It was just days after the Hamilton public school board created an online poll asking for suggestions for a name to be given to its high school under construction across the street from Tim Hortons Field, that CHCH sportscaster Bubba O’Neil made his pitch.
Bernie Custis Secondary. It has to be Bernie Custis Secondary.
He’s right, of course. The man behind that name was a football star. He was a pioneer. He was a legendary coach. He was an educator. He was a wonderful human. He checked off every box you could want and then some.
The suggestion was so obvious that it immediately caught traction. Between the on-air plea, a couple tweets that followed and a Facebook post — which O’Neil’s quick to point out came from a grassroots campaign that started before he even got involved — he says he got more responses than for anything he’d ever done before. Seems multiple generations of Hamiltonians are fans of the legend for all kinds of reasons.
“What I think is amazing about him … is the fact that people who don’t even know what he accomplished on the football field have so much respect and love for him as a coach or as their teacher or principal,” O’Neil says.
For those a little fuzzy on the Bernie Custis story, here’s the Reader’s Digest version.
In 1951, after graduating from Syracuse University, the star quarterback was drafted by the Cleveland Browns. But black men didn’t play QB in those days. So, he was told he’d be a safety.
He didn’t agree and was eventually sold to the Tiger-Cats where he became the first black quarterback in pro football history, earning his way onto the all-star team in his first season. He went on to win a Grey Cup with Ottawa.
When he retired, he began working as an elementary school teacher and later as a principal while coaching junior football. Eventually, he took over the Sheridan College squad leading it to an 86-14 record and six-straight championships.
Then, in the early ’80s, he took over the McMaster Marauders and quickly turned the program into a winner, twice being named Ontario coach of the year and winning the national honour in 1982.
He passed away a year ago at age 88 but only after finding his way into the Hamilton Sports Hall of Fame, the Canadian Football Hall of Fame, the Syracuse University Athletic Hall of Fame and the McMaster Hall of Fame.

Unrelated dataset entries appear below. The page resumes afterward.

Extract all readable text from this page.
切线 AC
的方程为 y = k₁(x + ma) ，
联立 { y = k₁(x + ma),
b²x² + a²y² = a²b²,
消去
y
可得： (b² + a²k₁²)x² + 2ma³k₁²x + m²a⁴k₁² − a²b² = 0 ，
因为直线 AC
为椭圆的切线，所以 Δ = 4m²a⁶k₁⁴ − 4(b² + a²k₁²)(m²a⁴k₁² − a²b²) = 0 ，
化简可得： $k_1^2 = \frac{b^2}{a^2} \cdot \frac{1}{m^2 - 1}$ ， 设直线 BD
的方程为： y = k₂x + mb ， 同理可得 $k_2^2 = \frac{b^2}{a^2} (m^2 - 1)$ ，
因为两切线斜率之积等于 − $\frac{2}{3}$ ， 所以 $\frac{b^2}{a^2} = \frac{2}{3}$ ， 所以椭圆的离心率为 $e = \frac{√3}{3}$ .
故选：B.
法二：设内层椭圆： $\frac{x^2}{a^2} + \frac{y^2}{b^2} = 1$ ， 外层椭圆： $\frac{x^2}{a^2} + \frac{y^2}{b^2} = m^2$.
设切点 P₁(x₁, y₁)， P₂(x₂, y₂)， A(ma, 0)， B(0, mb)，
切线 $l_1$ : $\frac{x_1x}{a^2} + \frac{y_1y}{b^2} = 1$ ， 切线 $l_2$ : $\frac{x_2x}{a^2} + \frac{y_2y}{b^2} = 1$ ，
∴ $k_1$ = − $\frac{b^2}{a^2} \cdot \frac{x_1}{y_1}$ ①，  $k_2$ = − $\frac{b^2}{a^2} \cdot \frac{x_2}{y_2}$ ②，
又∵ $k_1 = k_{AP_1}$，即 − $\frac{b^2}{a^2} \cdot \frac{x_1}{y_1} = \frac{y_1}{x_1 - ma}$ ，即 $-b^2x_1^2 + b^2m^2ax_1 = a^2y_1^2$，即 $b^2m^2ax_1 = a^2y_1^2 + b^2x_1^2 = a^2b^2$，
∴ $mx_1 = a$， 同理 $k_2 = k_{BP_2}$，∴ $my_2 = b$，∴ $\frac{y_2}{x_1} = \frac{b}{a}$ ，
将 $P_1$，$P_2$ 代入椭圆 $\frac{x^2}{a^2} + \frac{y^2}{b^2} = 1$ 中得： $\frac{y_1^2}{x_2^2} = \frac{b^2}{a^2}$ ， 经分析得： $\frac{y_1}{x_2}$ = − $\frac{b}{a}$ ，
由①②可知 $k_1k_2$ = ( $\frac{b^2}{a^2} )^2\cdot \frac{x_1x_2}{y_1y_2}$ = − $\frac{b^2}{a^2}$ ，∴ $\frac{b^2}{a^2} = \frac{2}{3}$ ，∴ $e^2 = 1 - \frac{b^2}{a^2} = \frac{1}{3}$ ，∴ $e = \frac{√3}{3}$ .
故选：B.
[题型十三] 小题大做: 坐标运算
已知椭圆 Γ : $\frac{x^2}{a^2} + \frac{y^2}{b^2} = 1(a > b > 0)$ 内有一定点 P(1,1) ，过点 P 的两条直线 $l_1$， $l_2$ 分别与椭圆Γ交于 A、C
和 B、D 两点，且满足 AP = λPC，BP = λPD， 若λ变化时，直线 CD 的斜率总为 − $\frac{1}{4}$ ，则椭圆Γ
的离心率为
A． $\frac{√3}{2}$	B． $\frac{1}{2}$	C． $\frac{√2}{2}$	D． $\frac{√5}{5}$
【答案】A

Former Ticat John Williams recently produced and narrated a documentary about Custis called “Gridiron Underground.” He says one of the true measures of the man was how he was addressed. Some called him Bernie but most — even many of his former players — called him Mr. Custis. Not because of a lack of connection, but rather from a place of respect.
Williams says having his old friend considered for such an honour is remarkable.
“I think it says a lot about what’s possible in this city and this country,” he says.
Ever since the new stadium was being contemplated on the site of the old Ivor Wynne, the concept of a precinct rather than a standalone building was pushed. It’s taken a while but with the Canadian Football Hall of Fame soon moving in, it’s beginning to happen. Continuing that momentum by naming the neighbouring school (opening in the fall of 2019) after a man who blazed a trail, starred in the sport and shone as a beloved educator makes far too much sense to ignore.
Best of all, every time TV cameras and the visiting media came to Hamilton to cover a game, they’d be reminded — and likely remind others around the country — that it was here that a man received an opportunity denied everywhere else.
“It’s almost hallowed ground,” Williams says.
He’s right. So is O’Neil. So are all the others retweeting and writing and pushing for this. This particular school in this particular location should be named after someone who made an indelible mark in both sports and education and was as proud of his adopted city as it was of him.
The school board is expected to discuss this at a meeting sometime next month.
Hopefully it hears all these folks and agrees.